Most wars fought by major powers in the age of mass-communications technology have been underpinned by a persistent narrative of inevitable victory that is independent of the actual circumstances on the ground. The pervasiveness of this dominating message to the “home” audience is visible in the propaganda efforts of the Americans during their war in Vietnam, the Soviets in Afghanistan, the Argentineans and British during the Falklands/Malvinas war (1982), the United States-led coalition forces in Kuwait (1991), and of the combatants in many “smaller” wars (such as the Russians in the two wars in Chechnya in the 1990s). In all these case, the military-political “information professionals” and their outlets in the media sought to maintain this core narrative by putting the most benign “spin” possible on the unfolding conflict.

What has become striking in the case of Afghanistan – and this is further evidence that 2010 is proving to be a turning-point year – is how far the bubble of assurance has dissolved. True, some neo-conservative commentators still argue that more troops on the ground and more vigorous combat will bring a resounding victory, but they sound hollow and forlorn. The repeated message from Nato itself amounts to at best half-hearted claims of limited progress in "the United States's longest war" (see Michael E O'Hanlon, Staying Power: The U.S. Mission in Afghanistan Beyond 2011, Brookings Institution,  25 August 2010).

The public emphasis in Britain on the bravery of the young men and women fighting in Afghanistan - not the prospect of victory - confirms the point. This approach, both officially endorsed and embraced by the media, recognises the unusual combination of widespread domestic backing for the soldiers but declining support for what they are being called on to do.

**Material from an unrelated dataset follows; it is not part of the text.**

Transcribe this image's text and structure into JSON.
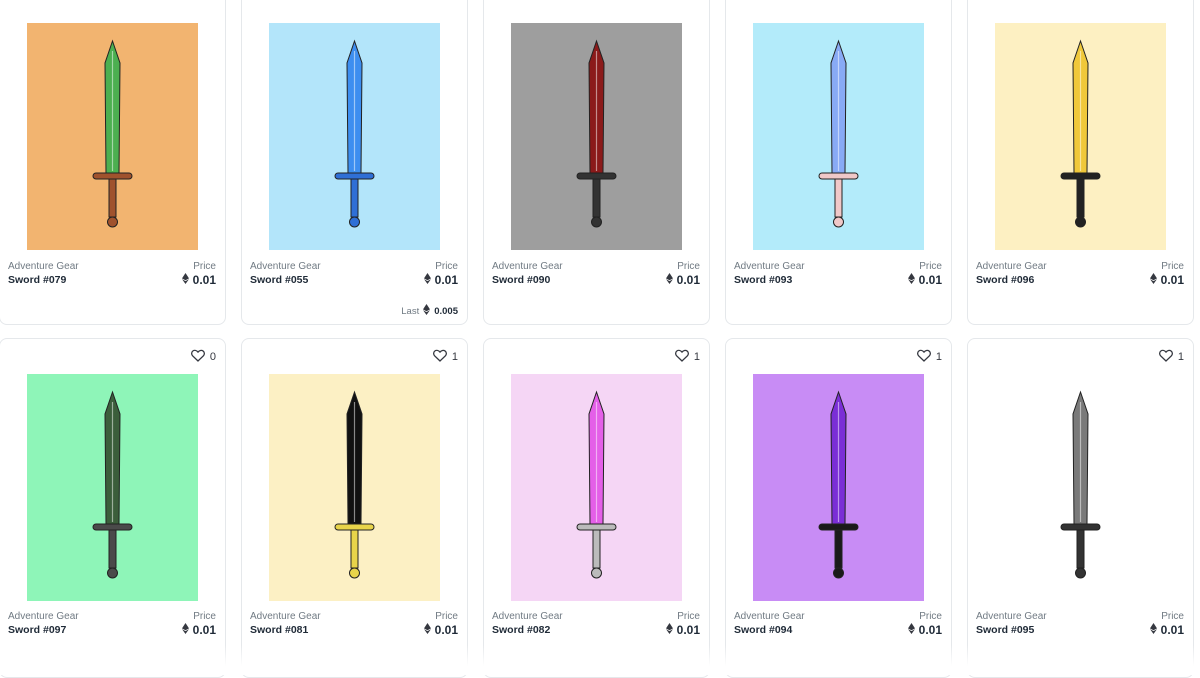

This very absence of a convinced narrative of victory - resembling Sherlock Holmes's noting of “the dog that didn't bark” - suggests that Nato’s sophisticated propagandists themselves know only too well that the war cannot be won.  And if they are doing the job with little conviction, this can only reflect the judgment of some of the most senior coalition military commanders.

Here, the official view of the war (albeit still one of code, atmosphere, and between-the-lines signals) and the semi-official or unofficial ones represented and reported by the International Institute for Strategic Studies, Bob Woodward and scholars such as Antonio Giustozzi begin to converge on a single conclusion: that the Afghan war is now effectively lost. This makes inevitable a fundamental rethinking of strategy and tactics (see Bruce Riedel, Obama's War: Prospects for the Conflict in Afghanistan and Pakistan, Center for International Governance Innovation, 15 September 2010).

When will it be undertaken? The imminence of the mid-term elections in the United States in November 2010 means that little will happen before then. A strategy review is due in December, though it is unclear how thorough it will be. It is probable in any event that reality finally impinges on politics during the coming Washington winter. If this is indeed the case, then there may well be some radical changes in policy by the next Afghan spring.